The Customer Isn't Always Right

A few weeks ago I participated in a round of interviews for an open position on our Customer Success Team. I conducted my portion of the interview with my teammate Bill. I always like listening to Bill - he has wonderful insights, and asks great questions. I truly appreciated one question he asked in the interview: “Is the customer always right?” Fortunately, not one of the candidates answered “Yes.”

Wait - What? You work for a company dedicated to supporting the cusotmer - why would you say that the customer isn’t always right?
Because they aren’t, and that saying is stupid, anyway.

If the customer was always right, I wouldn’t have a job. Fortunately, they’re often wrong. Specifically, we’re asking the customer the wrong questions. In customer support, we attempt to solve problems as quickly as possible, without making sure that we’re answering the real problem. - We end up with the right answer to the wrong question.
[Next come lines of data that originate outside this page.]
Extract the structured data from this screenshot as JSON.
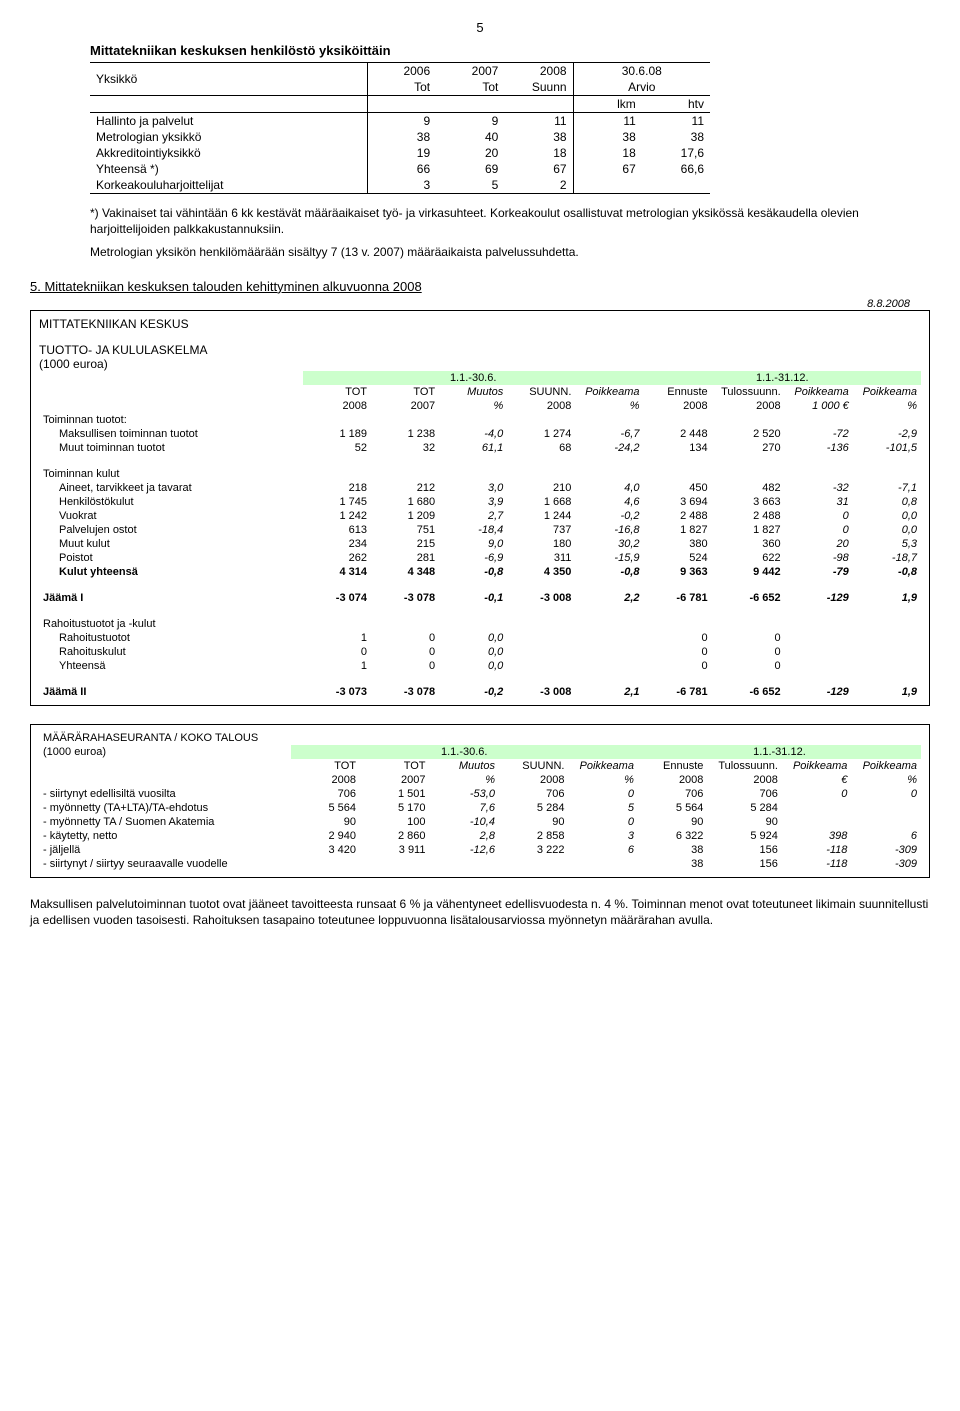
{
  "page_number": "5",
  "personnel": {
    "title": "Mittatekniikan keskuksen henkilöstö yksiköittäin",
    "head": {
      "unit": "Yksikkö",
      "c1a": "2006",
      "c1b": "Tot",
      "c2a": "2007",
      "c2b": "Tot",
      "c3a": "2008",
      "c3b": "Suunn",
      "c4a": "30.6.08",
      "c4b": "Arvio",
      "c5a": "lkm",
      "c5b": "htv"
    },
    "rows": [
      {
        "label": "Hallinto ja palvelut",
        "v": [
          "9",
          "9",
          "11",
          "11",
          "11"
        ]
      },
      {
        "label": "Metrologian yksikkö",
        "v": [
          "38",
          "40",
          "38",
          "38",
          "38"
        ]
      },
      {
        "label": "Akkreditointiyksikkö",
        "v": [
          "19",
          "20",
          "18",
          "18",
          "17,6"
        ]
      },
      {
        "label": "Yhteensä *)",
        "v": [
          "66",
          "69",
          "67",
          "67",
          "66,6"
        ]
      },
      {
        "label": "Korkeakouluharjoittelijat",
        "v": [
          "3",
          "5",
          "2",
          "",
          ""
        ]
      }
    ],
    "footnote": "*) Vakinaiset tai vähintään 6 kk kestävät määräaikaiset työ- ja virkasuhteet. Korkeakoulut osallistuvat metrologian yksikössä kesäkaudella olevien harjoittelijoiden palkkakustannuksiin.",
    "para2": "Metrologian yksikön henkilömäärään sisältyy 7 (13 v. 2007) määräaikaista palvelussuhdetta."
  },
  "section5": {
    "title": "5. Mittatekniikan keskuksen talouden kehittyminen alkuvuonna 2008",
    "date": "8.8.2008",
    "org": "MITTATEKNIIKAN KESKUS",
    "subtitle": "TUOTTO- JA KULULASKELMA",
    "unit": "(1000 euroa)",
    "periods": {
      "p1": "1.1.-30.6.",
      "p2": "1.1.-31.12."
    },
    "headers": {
      "h1a": "TOT",
      "h1b": "2008",
      "h2a": "TOT",
      "h2b": "2007",
      "h3a": "Muutos",
      "h3b": "%",
      "h4a": "SUUNN.",
      "h4b": "2008",
      "h5a": "Poikkeama",
      "h5b": "%",
      "h6a": "Ennuste",
      "h6b": "2008",
      "h7a": "Tulossuunn.",
      "h7b": "2008",
      "h8a": "Poikkeama",
      "h8b": "1 000 €",
      "h9a": "Poikkeama",
      "h9b": "%"
    },
    "groups": [
      {
        "title": "Toiminnan tuotot:",
        "rows": [
          {
            "label": "Maksullisen toiminnan tuotot",
            "v": [
              "1 189",
              "1 238",
              "-4,0",
              "1 274",
              "-6,7",
              "2 448",
              "2 520",
              "-72",
              "-2,9"
            ]
          },
          {
            "label": "Muut toiminnan tuotot",
            "v": [
              "52",
              "32",
              "61,1",
              "68",
              "-24,2",
              "134",
              "270",
              "-136",
              "-101,5"
            ]
          }
        ]
      },
      {
        "title": "Toiminnan kulut",
        "rows": [
          {
            "label": "Aineet, tarvikkeet ja tavarat",
            "v": [
              "218",
              "212",
              "3,0",
              "210",
              "4,0",
              "450",
              "482",
              "-32",
              "-7,1"
            ]
          },
          {
            "label": "Henkilöstökulut",
            "v": [
              "1 745",
              "1 680",
              "3,9",
              "1 668",
              "4,6",
              "3 694",
              "3 663",
              "31",
              "0,8"
            ]
          },
          {
            "label": "Vuokrat",
            "v": [
              "1 242",
              "1 209",
              "2,7",
              "1 244",
              "-0,2",
              "2 488",
              "2 488",
              "0",
              "0,0"
            ]
          },
          {
            "label": "Palvelujen ostot",
            "v": [
              "613",
              "751",
              "-18,4",
              "737",
              "-16,8",
              "1 827",
              "1 827",
              "0",
              "0,0"
            ]
          },
          {
            "label": "Muut kulut",
            "v": [
              "234",
              "215",
              "9,0",
              "180",
              "30,2",
              "380",
              "360",
              "20",
              "5,3"
            ]
          },
          {
            "label": "Poistot",
            "v": [
              "262",
              "281",
              "-6,9",
              "311",
              "-15,9",
              "524",
              "622",
              "-98",
              "-18,7"
            ]
          },
          {
            "label": "Kulut yhteensä",
            "bold": true,
            "v": [
              "4 314",
              "4 348",
              "-0,8",
              "4 350",
              "-0,8",
              "9 363",
              "9 442",
              "-79",
              "-0,8"
            ]
          }
        ]
      }
    ],
    "jaama1": {
      "label": "Jäämä I",
      "v": [
        "-3 074",
        "-3 078",
        "-0,1",
        "-3 008",
        "2,2",
        "-6 781",
        "-6 652",
        "-129",
        "1,9"
      ]
    },
    "rahoitus": {
      "title": "Rahoitustuotot ja -kulut",
      "rows": [
        {
          "label": "Rahoitustuotot",
          "v": [
            "1",
            "0",
            "0,0",
            "",
            "",
            "0",
            "0",
            "",
            ""
          ]
        },
        {
          "label": "Rahoituskulut",
          "v": [
            "0",
            "0",
            "0,0",
            "",
            "",
            "0",
            "0",
            "",
            ""
          ]
        },
        {
          "label": "Yhteensä",
          "v": [
            "1",
            "0",
            "0,0",
            "",
            "",
            "0",
            "0",
            "",
            ""
          ]
        }
      ]
    },
    "jaama2": {
      "label": "Jäämä II",
      "v": [
        "-3 073",
        "-3 078",
        "-0,2",
        "-3 008",
        "2,1",
        "-6 781",
        "-6 652",
        "-129",
        "1,9"
      ]
    }
  },
  "budget": {
    "title": "MÄÄRÄRAHASEURANTA / KOKO TALOUS",
    "unit": "(1000 euroa)",
    "periods": {
      "p1": "1.1.-30.6.",
      "p2": "1.1.-31.12."
    },
    "headers": {
      "h1a": "TOT",
      "h1b": "2008",
      "h2a": "TOT",
      "h2b": "2007",
      "h3a": "Muutos",
      "h3b": "%",
      "h4a": "SUUNN.",
      "h4b": "2008",
      "h5a": "Poikkeama",
      "h5b": "%",
      "h6a": "Ennuste",
      "h6b": "2008",
      "h7a": "Tulossuunn.",
      "h7b": "2008",
      "h8a": "Poikkeama",
      "h8b": "€",
      "h9a": "Poikkeama",
      "h9b": "%"
    },
    "rows": [
      {
        "label": "- siirtynyt edellisiltä vuosilta",
        "v": [
          "706",
          "1 501",
          "-53,0",
          "706",
          "0",
          "706",
          "706",
          "0",
          "0"
        ]
      },
      {
        "label": "- myönnetty (TA+LTA)/TA-ehdotus",
        "v": [
          "5 564",
          "5 170",
          "7,6",
          "5 284",
          "5",
          "5 564",
          "5 284",
          "",
          ""
        ]
      },
      {
        "label": "- myönnetty TA / Suomen Akatemia",
        "v": [
          "90",
          "100",
          "-10,4",
          "90",
          "0",
          "90",
          "90",
          "",
          ""
        ]
      },
      {
        "label": "- käytetty, netto",
        "v": [
          "2 940",
          "2 860",
          "2,8",
          "2 858",
          "3",
          "6 322",
          "5 924",
          "398",
          "6"
        ]
      },
      {
        "label": "- jäljellä",
        "v": [
          "3 420",
          "3 911",
          "-12,6",
          "3 222",
          "6",
          "38",
          "156",
          "-118",
          "-309"
        ]
      },
      {
        "label": "- siirtynyt / siirtyy seuraavalle vuodelle",
        "v": [
          "",
          "",
          "",
          "",
          "",
          "38",
          "156",
          "-118",
          "-309"
        ]
      }
    ]
  },
  "bottom_para": "Maksullisen palvelutoiminnan tuotot ovat jääneet tavoitteesta runsaat 6 % ja vähentyneet edellisvuodesta n. 4 %. Toiminnan menot ovat toteutuneet likimain suunnitellusti ja edellisen vuoden tasoisesti. Rahoituksen tasapaino toteutunee loppuvuonna lisätalousarviossa myönnetyn määrärahan avulla."
}
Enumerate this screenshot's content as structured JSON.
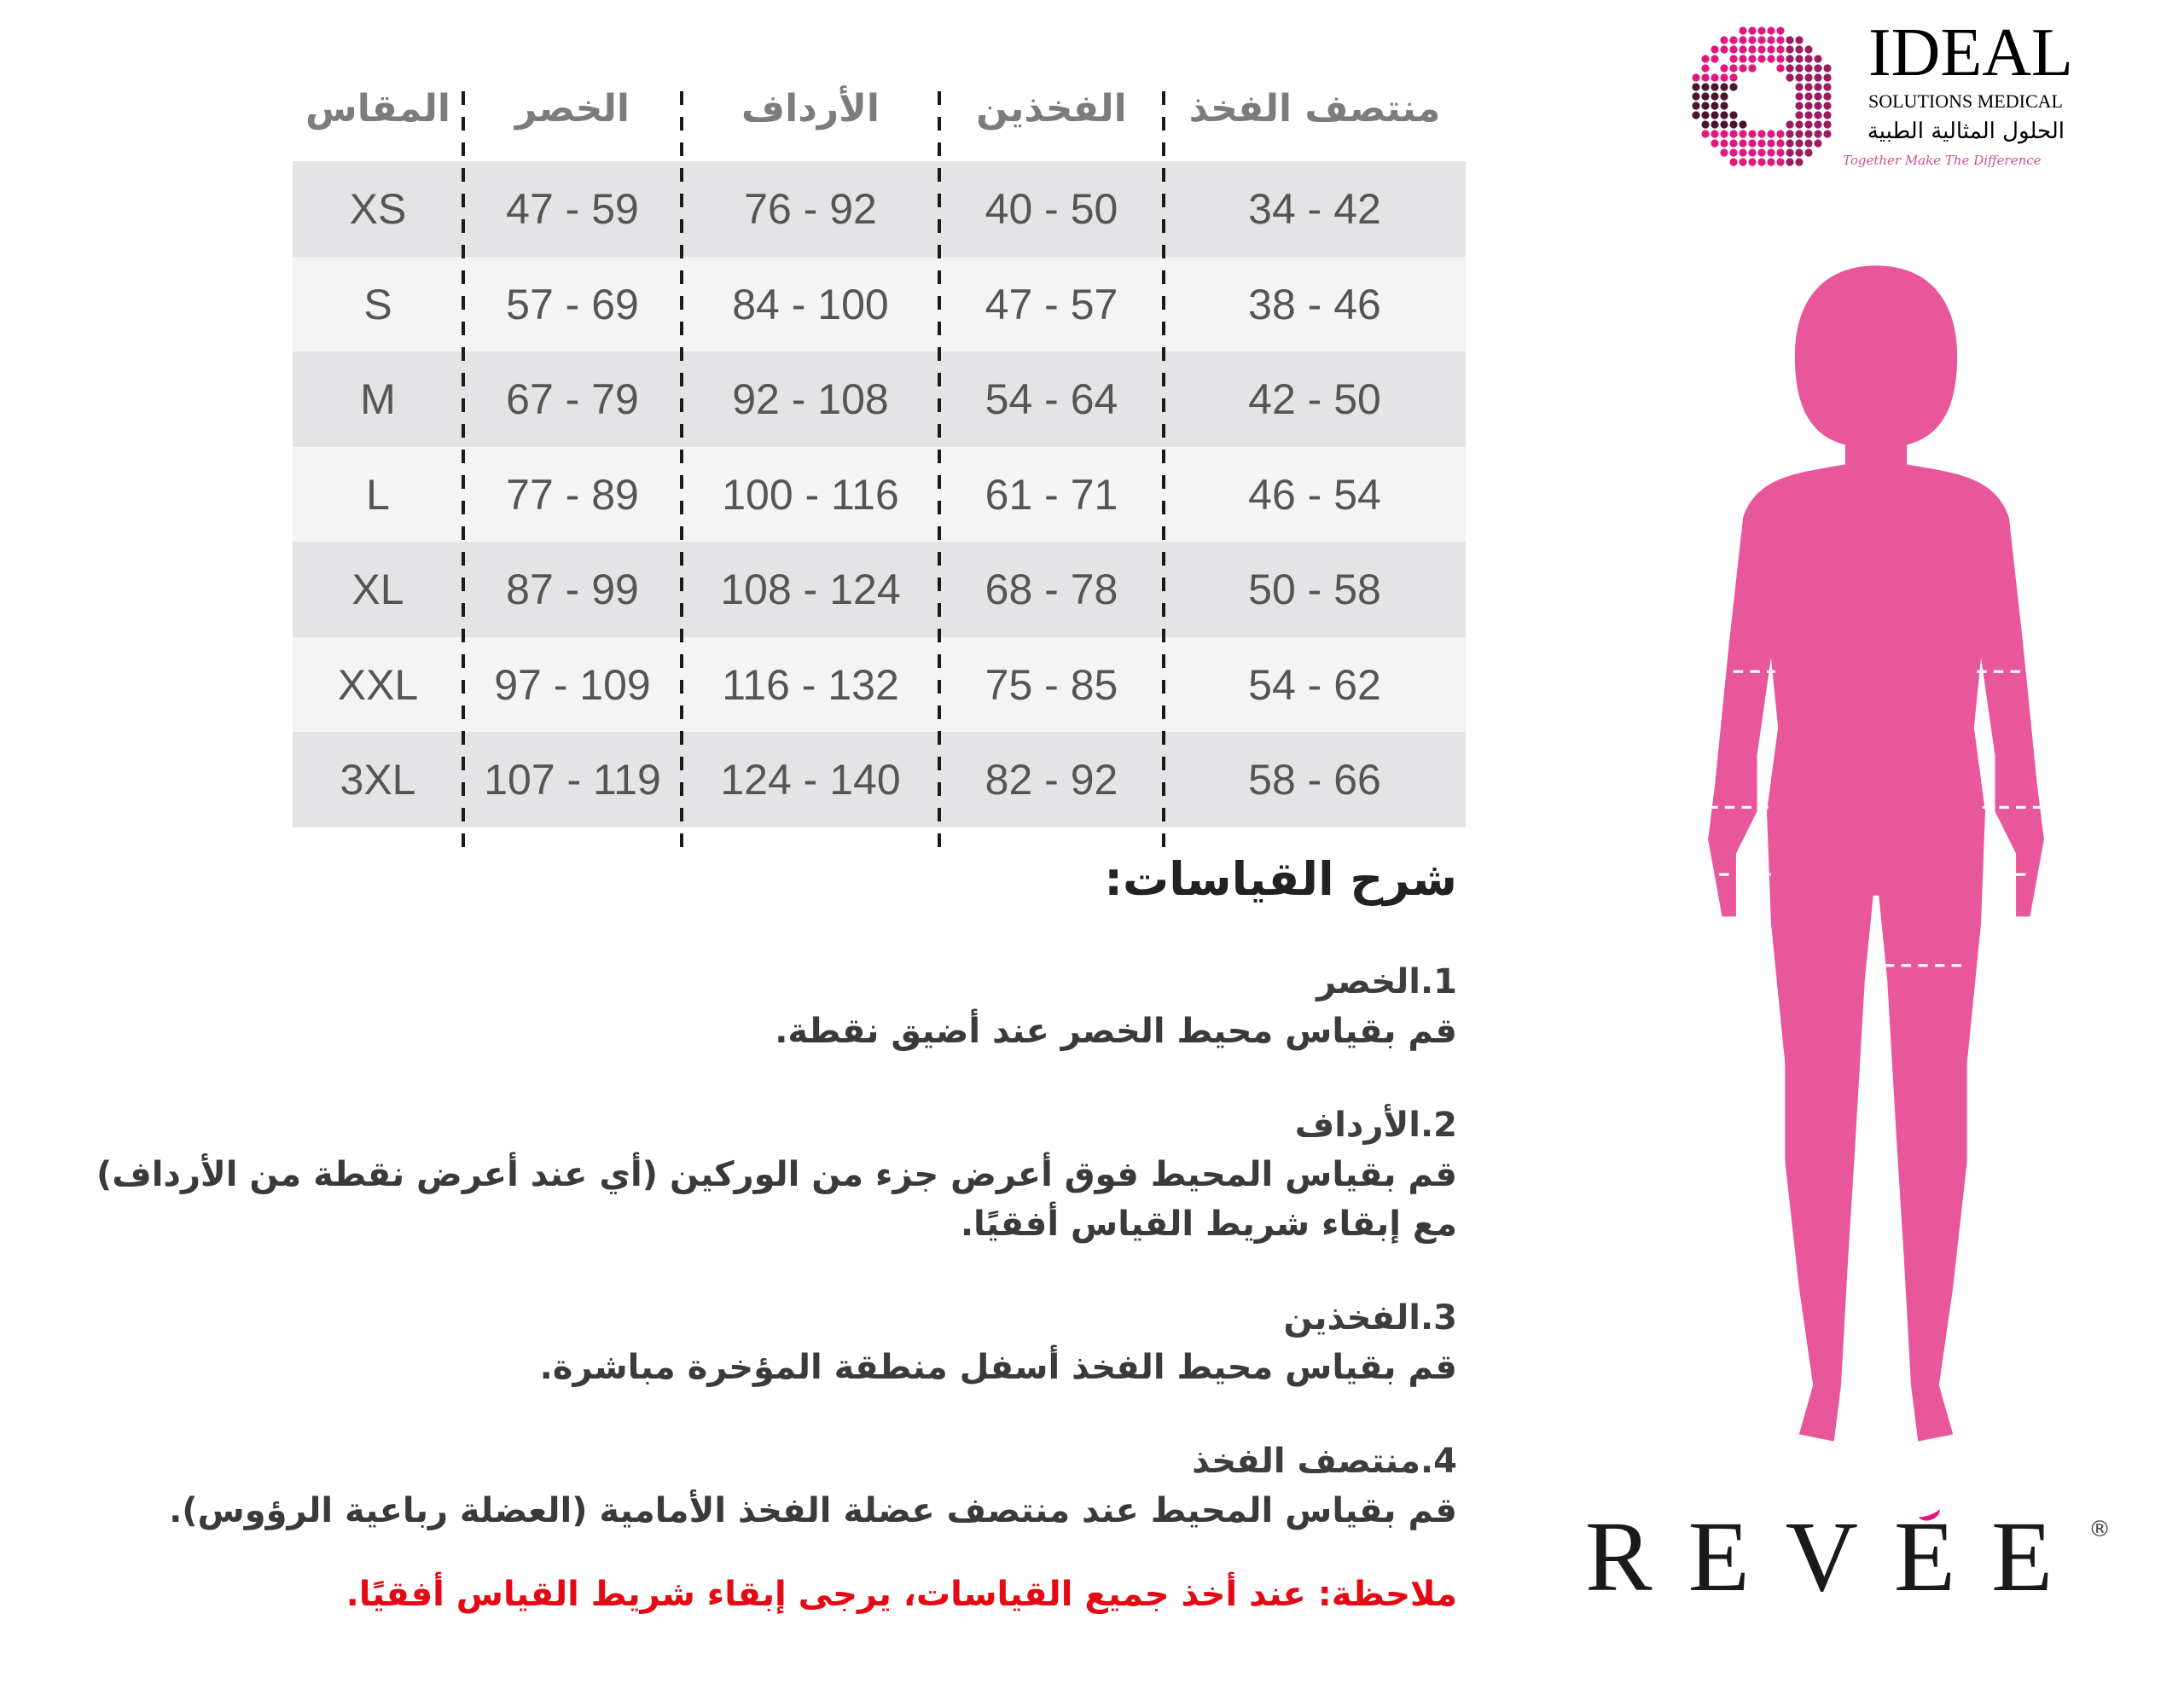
{
  "logo": {
    "name": "IDEAL",
    "subtitle": "SOLUTIONS MEDICAL",
    "arabic_name": "الحلول المثالية الطبية",
    "tagline": "Together Make The Difference",
    "colors": {
      "dark": "#4a1530",
      "mid": "#9c1a5e",
      "bright": "#e0187e"
    }
  },
  "table": {
    "headers": [
      "المقاس",
      "الخصر",
      "الأرداف",
      "الفخذين",
      "منتصف الفخذ"
    ],
    "rows": [
      [
        "XS",
        "47 - 59",
        "76 - 92",
        "40 - 50",
        "34 - 42"
      ],
      [
        "S",
        "57 - 69",
        "84 - 100",
        "47 - 57",
        "38 - 46"
      ],
      [
        "M",
        "67 - 79",
        "92 - 108",
        "54 - 64",
        "42 - 50"
      ],
      [
        "L",
        "77 - 89",
        "100 - 116",
        "61 - 71",
        "46 - 54"
      ],
      [
        "XL",
        "87 - 99",
        "108 - 124",
        "68 - 78",
        "50 - 58"
      ],
      [
        "XXL",
        "97 - 109",
        "116 - 132",
        "75 - 85",
        "54 - 62"
      ],
      [
        "3XL",
        "107 - 119",
        "124 - 140",
        "82 - 92",
        "58 - 66"
      ]
    ],
    "row_colors": [
      "#e4e4e6",
      "#f4f4f5"
    ]
  },
  "explanation": {
    "title": "شرح القياسات:",
    "items": [
      {
        "title": "1.الخصر",
        "text": "قم بقياس محيط الخصر عند أضيق نقطة."
      },
      {
        "title": "2.الأرداف",
        "text": "قم بقياس المحيط فوق أعرض جزء من الوركين (أي عند أعرض نقطة من الأرداف) مع إبقاء شريط القياس أفقيًا."
      },
      {
        "title": "3.الفخذين",
        "text": "قم بقياس محيط الفخذ أسفل منطقة المؤخرة مباشرة."
      },
      {
        "title": "4.منتصف الفخذ",
        "text": "قم بقياس المحيط عند منتصف عضلة الفخذ الأمامية (العضلة رباعية الرؤوس)."
      }
    ],
    "note": "ملاحظة: عند أخذ جميع القياسات، يرجى إبقاء شريط القياس أفقيًا.",
    "note_color": "#e50914"
  },
  "figure": {
    "color": "#e8579a",
    "icon": "female-body-silhouette"
  },
  "brand": {
    "name": "REVEE",
    "mark": "®",
    "accent_color": "#e0187e"
  }
}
What Does Success Look Like?

This is the primary difference between Customer Support and Customer Success: Customer Success seeks to provide long-term, proactive guidance, while Customer Support is focused exclusively on answering the immediate question. Customer Support is Transactional; Customer Success is Proactive. Is customer support wrong? No. We need problem solvers. Forget the immediate question. Go straight to the real question: “What does success look like?”